Type
- Type: Unicameral
- Term limits: 1 term (3 years)

History
- Founded: 5 January 1825

Structure
- Seats: 40
- Political groups: Government (34) MORENA (12); PVEM (9); PT (6); PMC (2); PCU (2); RSP (2); PES (1); Opposition (6) PRI (2); PAN (2); MC (2);
- Length of term: 3 years
- Salary: $54,809 MXN

Elections
- Voting system: First-past-the-post for 24 electoral district seats and Mixed-member proportional representation for 16 proportional representation seats
- Last election: 2 June 2024 [es]

Meeting place
- Tuxtla Gutiérrez, Chiapas, Mexico

Website
- Congreso de Chiapas

= Congress of Chiapas =

Legislature of Chiapas, Mexico

The Congress of the State of Chiapas (Congreso del Estado de Chiapas) is the legislative branch of the government of the State of Chiapas. It was constituted for the first time after the state's accession to Mexico on 5 January 1825. The Congress is the governmental deliberative body of Chiapas, which is equal to, and independent of, the executive.

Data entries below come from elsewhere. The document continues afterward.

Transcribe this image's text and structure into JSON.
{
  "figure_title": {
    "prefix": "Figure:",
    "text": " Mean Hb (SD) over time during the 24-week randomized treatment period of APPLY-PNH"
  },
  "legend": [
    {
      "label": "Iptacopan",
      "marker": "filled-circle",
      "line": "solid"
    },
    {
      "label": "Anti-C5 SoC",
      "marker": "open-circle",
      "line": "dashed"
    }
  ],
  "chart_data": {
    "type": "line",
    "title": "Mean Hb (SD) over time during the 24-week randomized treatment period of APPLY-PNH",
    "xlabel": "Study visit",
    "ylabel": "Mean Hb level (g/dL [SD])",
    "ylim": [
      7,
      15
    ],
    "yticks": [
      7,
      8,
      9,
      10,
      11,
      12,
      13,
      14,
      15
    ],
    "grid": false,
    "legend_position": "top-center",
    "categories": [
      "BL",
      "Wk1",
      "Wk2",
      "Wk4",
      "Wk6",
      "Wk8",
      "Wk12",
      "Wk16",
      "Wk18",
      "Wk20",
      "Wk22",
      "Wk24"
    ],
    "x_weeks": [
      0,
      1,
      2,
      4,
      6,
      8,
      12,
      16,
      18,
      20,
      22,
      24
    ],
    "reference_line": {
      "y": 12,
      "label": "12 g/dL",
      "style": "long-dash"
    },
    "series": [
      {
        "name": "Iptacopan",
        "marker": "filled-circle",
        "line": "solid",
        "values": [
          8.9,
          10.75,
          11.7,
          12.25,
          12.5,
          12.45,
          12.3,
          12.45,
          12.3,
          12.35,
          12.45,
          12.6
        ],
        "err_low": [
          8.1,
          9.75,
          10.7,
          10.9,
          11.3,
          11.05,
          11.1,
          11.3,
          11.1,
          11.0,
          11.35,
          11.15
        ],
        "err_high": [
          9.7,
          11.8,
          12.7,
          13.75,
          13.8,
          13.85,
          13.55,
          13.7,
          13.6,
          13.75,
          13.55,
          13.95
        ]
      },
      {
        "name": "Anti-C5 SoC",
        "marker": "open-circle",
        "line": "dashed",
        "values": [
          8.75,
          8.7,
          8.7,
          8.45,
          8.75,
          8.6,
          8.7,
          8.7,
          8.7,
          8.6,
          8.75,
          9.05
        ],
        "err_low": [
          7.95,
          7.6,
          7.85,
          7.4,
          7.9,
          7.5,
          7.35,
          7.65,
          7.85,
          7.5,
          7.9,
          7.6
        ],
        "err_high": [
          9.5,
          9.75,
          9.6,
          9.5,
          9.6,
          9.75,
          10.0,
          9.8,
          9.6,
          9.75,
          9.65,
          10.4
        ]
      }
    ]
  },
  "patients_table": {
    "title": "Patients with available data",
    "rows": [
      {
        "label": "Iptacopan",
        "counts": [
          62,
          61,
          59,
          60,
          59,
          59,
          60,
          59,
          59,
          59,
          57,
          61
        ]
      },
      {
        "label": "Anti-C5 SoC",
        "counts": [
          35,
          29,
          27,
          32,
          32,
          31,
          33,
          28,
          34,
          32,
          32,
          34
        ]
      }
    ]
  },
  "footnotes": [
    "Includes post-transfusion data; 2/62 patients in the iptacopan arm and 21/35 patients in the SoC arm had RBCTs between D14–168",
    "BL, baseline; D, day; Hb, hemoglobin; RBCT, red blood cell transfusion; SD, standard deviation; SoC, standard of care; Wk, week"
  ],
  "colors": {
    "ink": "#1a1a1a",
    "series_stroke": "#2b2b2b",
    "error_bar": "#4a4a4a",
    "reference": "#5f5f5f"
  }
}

At present it is composed of an assembly of 40 deputies, 24 of whom are elected on a first-past-the-post basis, one for each district in which the entity is divided. The rest is elected through a system of proportional representation. Deputies are elected to serve for a three-year term. Its headquarters are in the state capital, Tuxtla Gutiérrez.